I don't usually like broad-statement declarations about writing, but bear with me here. Writing is about limits. More specifically, it's about the limitations we impose on ourselves. Even the act of writing itself is a limitation—there are things you can't do with words that you can do with, say, images. Likewise the decision to write a "short story" instead of a poem or an essay. And then, once you're in the story, the choices you make limit what you will write about, and how you will write it. We accept this, of course, or even demand it: after all, storytelling has rules, it has forms, it has modes.
For example: the "rules" of first-person are different from third-person. Genres have various accepted OKs and Not OKs. Tense matters, as do syntax, margins, spacing. All of it does to varying degrees. So we could say that every story written is a product of the limitations the writer has placed on it, either consciously or unconsciously. This is common sense, maybe, but it's something I try to remind myself of when I want to push a story into new places.

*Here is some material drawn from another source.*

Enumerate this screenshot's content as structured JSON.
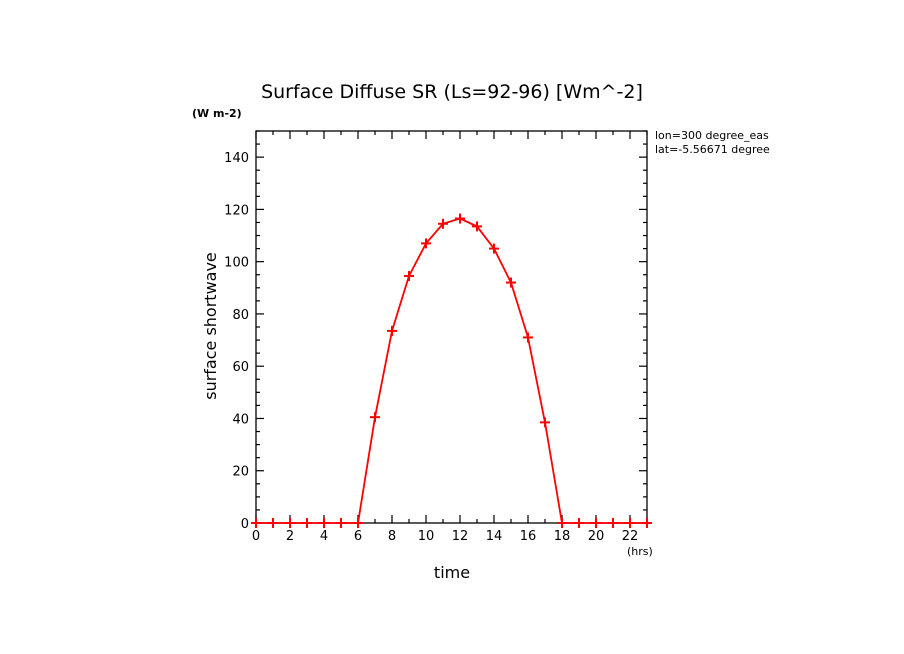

So limitations matter, because they're a necessary function of creating something. But the constraints of a particular style don't have to be set in stone. The rules might be the rules, and the restraints of your choices might engender a certain kind of story development, but who's to say that you can't change what you're doing? Stories are best when they surprise us, which maybe means that we, the people doing the writing, first need to surprise ourselves. We can do this by choosing our own constraints.
After all, we already limit ourselves whenever we start, write, and finish a story, so why not just embrace the idea? A popular method, especially in poetry, is the Oulipo exercise. These exercises were devised by French mathematicians to create very specific formal constraints—for example, a "snowball" poem might start with a single word before adding one to each line; or, it could be structured so each line is made up of progressively longer words. The idea is that constraint makes you write something you wouldn't normally write.
Oulipian exercises are often complicated and based in math (look up the N+7), but the idea of constraint—that's simple. That makes sense. I used to make myself write scenes in 50-word segments (exactly 50 words), and only later would I link them up and expand them into something longer. What did this get me? An appreciation, maybe, for technical aspects of storytelling that I hadn't considered before. Writing to an exact word count made me really weigh each word and every phrase, and encouraged me to relearn the importance of nouns, verbs, concise descriptions. I ended up with tighter, leaner stories that did more with less, and which often ended in radically different places than I originally thought they'd be. And that's the idea, right—to see what you can change, whether structurally, generically, formally, etc., in order to make the story do something new.
So by all means, write that genre-mashup that shifts tense and POV at the drop of a paragraph. Or, maybe, start slower: experiment with a single unexpected shift in point of view. Mess around with tense—what does a new layer of narrative time imply about the story? Withhold vital information, or start the story with the ending and work your way backward. Structure around a countdown.
Try to challenge yourself as a way to surprise yourself. It might help to think of your self-imposed constraint as an anchor, or a safety net. Constraint is structure, after all, and you can rely on it. If nothing else, give yourself the permission to get weird. Embrace new constraints, or constraints that you didn't think fit in the story as you originally envisioned it. If you're like me, you'll be surprised—and pleased—at what you end up with.